My world has always been a miniature of family breakfasts, a friend or two for planning far-fetched, or what we like to call, “dream” holidays and watching documentaries of things I’ve never heard before. I was, and still am, at least to an extent, not very intrigued by the idea of human interaction. But all these facts shook and later toppled down by a cyclone called residency.
Like any other resident, I would question every cell in my being as to why I was doing this to myself. Every morning I would wake up with a heart rate of 120 and rush to reach the hospital by 7, with spicy armpits, parchment skin, multiple pens in various pockets of my scrubs, some with the caps and some without, aiming for at least one huge ink patch on any one site of my top every day. As I would step inside the lift, I hoped and prayed to be kicked by an epiphany that this place, was amidst the list of my dream holidays except that it was going to be the longest of all. But why did it never feel like one?
The most important part of a resident’s day is to communicate with the patients; about how they are if our treatment did any justice to them. Did they have a family that they always wanted? If the husband was happy with how the sisters took care of their wife’s minute needs after 9 months of massive transition? If we could make them excited with just the sound of our dopplers every morning and evening, let them have a bunch of hope that soon they’ll be able to cherish the life growing inside them. But I was clouded by the darkness inside me, it kept pulling me inside and I didn’t know how to get out and do the least, that is to even form sentences and talk.
Every ward round would started with accusations claiming that I was just looking at patients and never really seeing them, that I had a lack of warmth in me and that maybe, I was in a place where I never belonged. Now that I realise, that I was among those women who needed a ray of hope, a hand who cared to bring me back to life I’m so grateful that I found more than a few. Not only did they hold me but they untied each feather every day so that I could grow, be free and fly. Maybe that’s how God taps your forehead when you are too tired to even get up.
My parents have always pointed out the existence of my nonchalance and innocence in comparison to the notorious and boisterous world we live in. I’ve always been a quiet person, like my grandmother. So my father tells me, “If you don’t get up, they’ll kick you even harder in the butt” and as a matter of fact, they did. But slowly and steadily, even though I was late, I did speak. It was a fetal kick but it mattered to me.

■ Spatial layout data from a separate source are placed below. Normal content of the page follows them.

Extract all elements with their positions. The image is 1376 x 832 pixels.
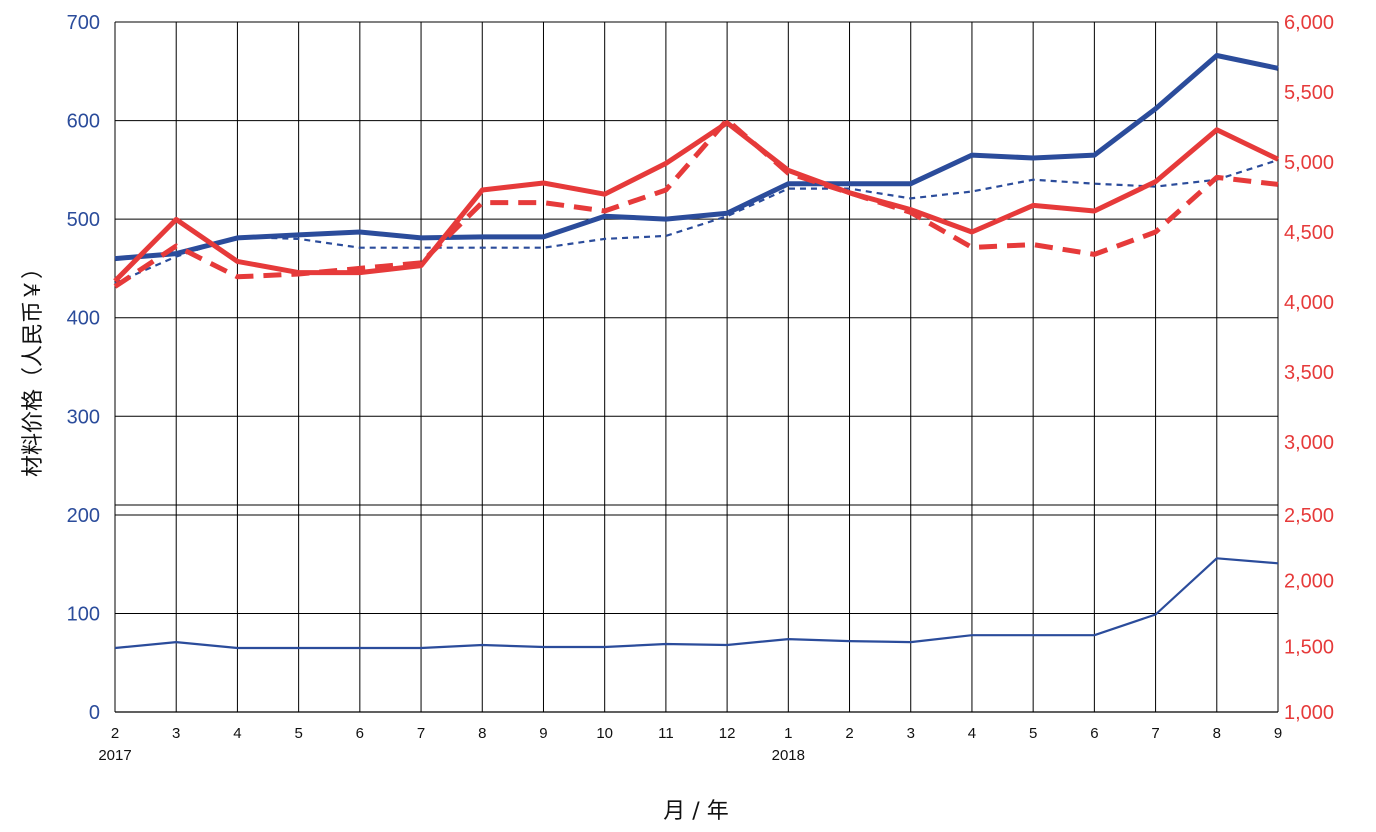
right-tick-label: 4,500 bbox=[1284, 222, 1334, 244]
right-tick-label: 6,000 bbox=[1284, 12, 1334, 34]
right-tick-label: 5,000 bbox=[1284, 152, 1334, 174]
x-tick-label: 7 bbox=[417, 725, 425, 742]
x-tick-label: 2 bbox=[111, 725, 119, 742]
series-line-left-thin-solid bbox=[114, 557, 1279, 650]
x-tick-label: 3 bbox=[172, 725, 180, 742]
right-tick-label: 3,000 bbox=[1284, 432, 1334, 454]
x-tick-label: 6 bbox=[356, 725, 364, 742]
x-tick-label: 8 bbox=[1213, 725, 1221, 742]
left-tick-label: 500 bbox=[67, 209, 100, 231]
right-tick-label: 1,500 bbox=[1284, 636, 1334, 658]
right-tick-label: 2,000 bbox=[1284, 571, 1334, 593]
x-tick-label: 11 bbox=[658, 725, 674, 742]
left-tick-label: 400 bbox=[67, 308, 100, 330]
left-tick-label: 200 bbox=[67, 505, 100, 527]
x-tick-label: 7 bbox=[1151, 725, 1159, 742]
right-tick-label: 4,000 bbox=[1284, 292, 1334, 314]
x-tick-label: 3 bbox=[907, 725, 915, 742]
left-tick-label: 100 bbox=[67, 604, 100, 626]
grid-lines bbox=[114, 21, 1279, 713]
y-axis-title: 材料价格（人民币￥） bbox=[21, 257, 46, 477]
left-tick-label: 700 bbox=[67, 12, 100, 34]
right-tick-label: 5,500 bbox=[1284, 82, 1334, 104]
right-axis-ticks: 1,000 1,500 2,000 2,500 3,000 3,500 4,000 4,500… bbox=[1284, 12, 1334, 724]
x-tick-label: 2 bbox=[845, 725, 853, 742]
x-tick-label: 4 bbox=[968, 725, 976, 742]
x-tick-label: 9 bbox=[539, 725, 547, 742]
right-tick-label: 1,000 bbox=[1284, 702, 1334, 724]
x-tick-label: 5 bbox=[1029, 725, 1037, 742]
x-tick-label: 1 bbox=[784, 725, 792, 742]
x-tick-label: 5 bbox=[294, 725, 302, 742]
x-tick-label: 10 bbox=[596, 725, 613, 742]
x-tick-label: 4 bbox=[233, 725, 241, 742]
right-tick-label: 2,500 bbox=[1284, 505, 1334, 527]
x-tick-label: 6 bbox=[1090, 725, 1098, 742]
series-lines bbox=[113, 53, 1280, 650]
series-line-left-thin-dashed bbox=[114, 158, 1279, 285]
x-tick-label: 12 bbox=[719, 725, 736, 742]
left-tick-label: 600 bbox=[67, 111, 100, 133]
x-axis-title: 月 / 年 bbox=[663, 799, 728, 824]
series-line-left-thick-solid bbox=[114, 53, 1279, 262]
series-line-right-thick-dashed bbox=[113, 117, 1279, 289]
x-tick-label: 8 bbox=[478, 725, 486, 742]
x-year-label: 2017 bbox=[98, 747, 131, 764]
right-tick-label: 3,500 bbox=[1284, 362, 1334, 384]
x-year-label: 2018 bbox=[772, 747, 805, 764]
x-tick-label: 9 bbox=[1274, 725, 1282, 742]
left-tick-label: 0 bbox=[89, 702, 100, 724]
left-tick-label: 300 bbox=[67, 406, 100, 428]
left-axis-ticks: 0 100 200 300 400 500 600 700 bbox=[67, 12, 100, 724]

I am a shy person in an alien environment and am threatened very easily by loud noises and crowds- a hard-to-swallow quality of an OBG resident. All my life, I have stayed put in my niche but then residency was a good, desperately needed kick in my butt. Some days, I was humiliated to the point where I wanted to dig a hole in the ground, have a backstage life of a vermiform and never come out. I asked myself again, “What am I doing here?” But my hollowness almost seemed like I was talking to a wall. I couldn’t help myself, how could I take care of another person?
A professor of mine, once told me, “If everyone likes you, you’re definitely doing something wrong.” And here I was, crossing miles for people, so far away from my peace, so that for once, they’d pay attention and like this silent girl with big eyes, only to realise that I was looking at an apple and not an orange. But then life doesn’t end here, does it?

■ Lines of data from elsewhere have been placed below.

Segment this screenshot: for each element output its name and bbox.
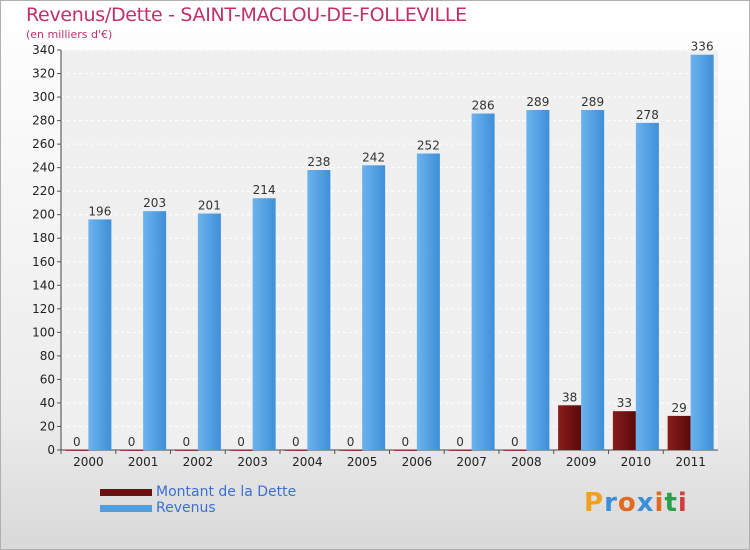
y-tick-label: 300	[32, 90, 55, 104]
data-label-dette: 0	[73, 435, 81, 449]
y-tick-label: 220	[32, 184, 55, 198]
x-tick-label: 2011	[675, 455, 706, 469]
bar-revenus	[581, 110, 605, 450]
x-tick-label: 2001	[128, 455, 159, 469]
logo-letter: x	[636, 488, 655, 518]
x-tick-label: 2007	[456, 455, 487, 469]
x-tick-label: 2000	[73, 455, 104, 469]
bar-dette	[174, 450, 198, 451]
data-label-dette: 0	[183, 435, 191, 449]
bar-dette	[503, 450, 527, 451]
logo-letter: i	[677, 488, 688, 518]
logo-letter: P	[584, 488, 605, 518]
data-label-revenus: 203	[143, 196, 166, 210]
bar-dette	[120, 450, 144, 451]
y-tick-label: 120	[32, 302, 55, 316]
bar-revenus	[690, 54, 714, 451]
data-label-dette: 0	[456, 435, 464, 449]
data-label-dette: 0	[128, 435, 136, 449]
y-tick-label: 240	[32, 161, 55, 175]
bar-dette	[667, 415, 691, 450]
bar-dette	[612, 411, 636, 450]
bar-revenus	[471, 113, 495, 450]
data-label-revenus: 286	[472, 99, 495, 113]
bar-dette	[65, 450, 89, 451]
data-label-revenus: 242	[362, 150, 385, 164]
data-label-dette: 0	[237, 435, 245, 449]
x-tick-label: 2006	[402, 455, 433, 469]
x-tick-label: 2008	[511, 455, 542, 469]
data-label-dette: 0	[292, 435, 300, 449]
bar-revenus	[197, 213, 221, 450]
y-tick-label: 200	[32, 208, 55, 222]
x-tick-label: 2004	[292, 455, 323, 469]
y-tick-label: 40	[40, 396, 55, 410]
proxiti-logo: Proxiti	[584, 488, 688, 518]
legend-swatch-revenus	[100, 505, 152, 512]
bar-revenus	[307, 170, 331, 450]
bar-dette	[393, 450, 417, 451]
legend-label-revenus: Revenus	[156, 500, 216, 516]
bar-revenus	[252, 198, 276, 450]
bar-dette	[339, 450, 363, 451]
bar-revenus	[635, 122, 659, 451]
x-tick-label: 2002	[183, 455, 214, 469]
data-label-dette: 29	[671, 401, 686, 415]
logo-letter: o	[617, 488, 637, 518]
y-tick-label: 20	[40, 419, 55, 433]
data-label-revenus: 336	[691, 40, 714, 54]
bar-dette	[229, 450, 253, 451]
chart-subtitle: (en milliers d'€)	[26, 28, 113, 41]
y-tick-label: 180	[32, 231, 55, 245]
data-label-revenus: 196	[88, 204, 111, 218]
y-tick-label: 320	[32, 67, 55, 81]
data-label-revenus: 278	[636, 108, 659, 122]
data-label-dette: 38	[562, 390, 577, 404]
y-tick-label: 340	[32, 43, 55, 57]
data-label-dette: 0	[402, 435, 410, 449]
y-tick-label: 140	[32, 278, 55, 292]
data-label-revenus: 289	[581, 95, 604, 109]
data-label-dette: 33	[617, 396, 632, 410]
plot-area	[61, 50, 718, 450]
chart-title: Revenus/Dette - SAINT-MACLOU-DE-FOLLEVIL…	[26, 4, 467, 26]
y-tick-label: 60	[40, 372, 55, 386]
y-tick-label: 280	[32, 114, 55, 128]
legend-swatch-dette	[100, 489, 152, 496]
logo-letter: i	[654, 488, 665, 518]
logo-letter: r	[604, 488, 618, 518]
data-label-revenus: 201	[198, 199, 221, 213]
bar-dette	[284, 450, 308, 451]
bar-revenus	[143, 211, 167, 450]
y-tick-label: 0	[47, 443, 55, 457]
y-tick-label: 100	[32, 325, 55, 339]
logo-letter: t	[664, 488, 678, 518]
bar-dette	[448, 450, 472, 451]
x-tick-label: 2009	[566, 455, 597, 469]
y-tick-label: 160	[32, 255, 55, 269]
data-label-revenus: 289	[526, 95, 549, 109]
legend-label-dette: Montant de la Dette	[156, 484, 297, 500]
data-label-revenus: 252	[417, 139, 440, 153]
data-label-revenus: 238	[307, 155, 330, 169]
data-label-dette: 0	[347, 435, 355, 449]
bar-revenus	[88, 219, 112, 450]
x-tick-label: 2005	[347, 455, 378, 469]
bar-revenus	[526, 110, 550, 450]
data-label-revenus: 214	[253, 183, 276, 197]
bar-revenus	[362, 165, 386, 450]
x-tick-label: 2010	[621, 455, 652, 469]
bar-revenus	[416, 153, 440, 450]
x-tick-label: 2003	[237, 455, 268, 469]
bar-dette	[558, 405, 582, 450]
y-tick-label: 80	[40, 349, 55, 363]
y-tick-label: 260	[32, 137, 55, 151]
data-label-dette: 0	[511, 435, 519, 449]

I still have more than a year left of my residency. I cannot be more grateful to the mock world I’m being exposed to, aiding me to become a brawny butt. So that when I’m alone against the world, where no one is whispering wise words in my ear or even a tip of a finger I can gently brush on when I’m being hauled over the coals and everything is nothing but a blur, I know how to breathe and think. If there’s one thing, this place has taught me is that righteousness and a clean conscience are a rare find but if you have had even a piece of it, savour it and let it grow for you’ll always end up with the best of the world.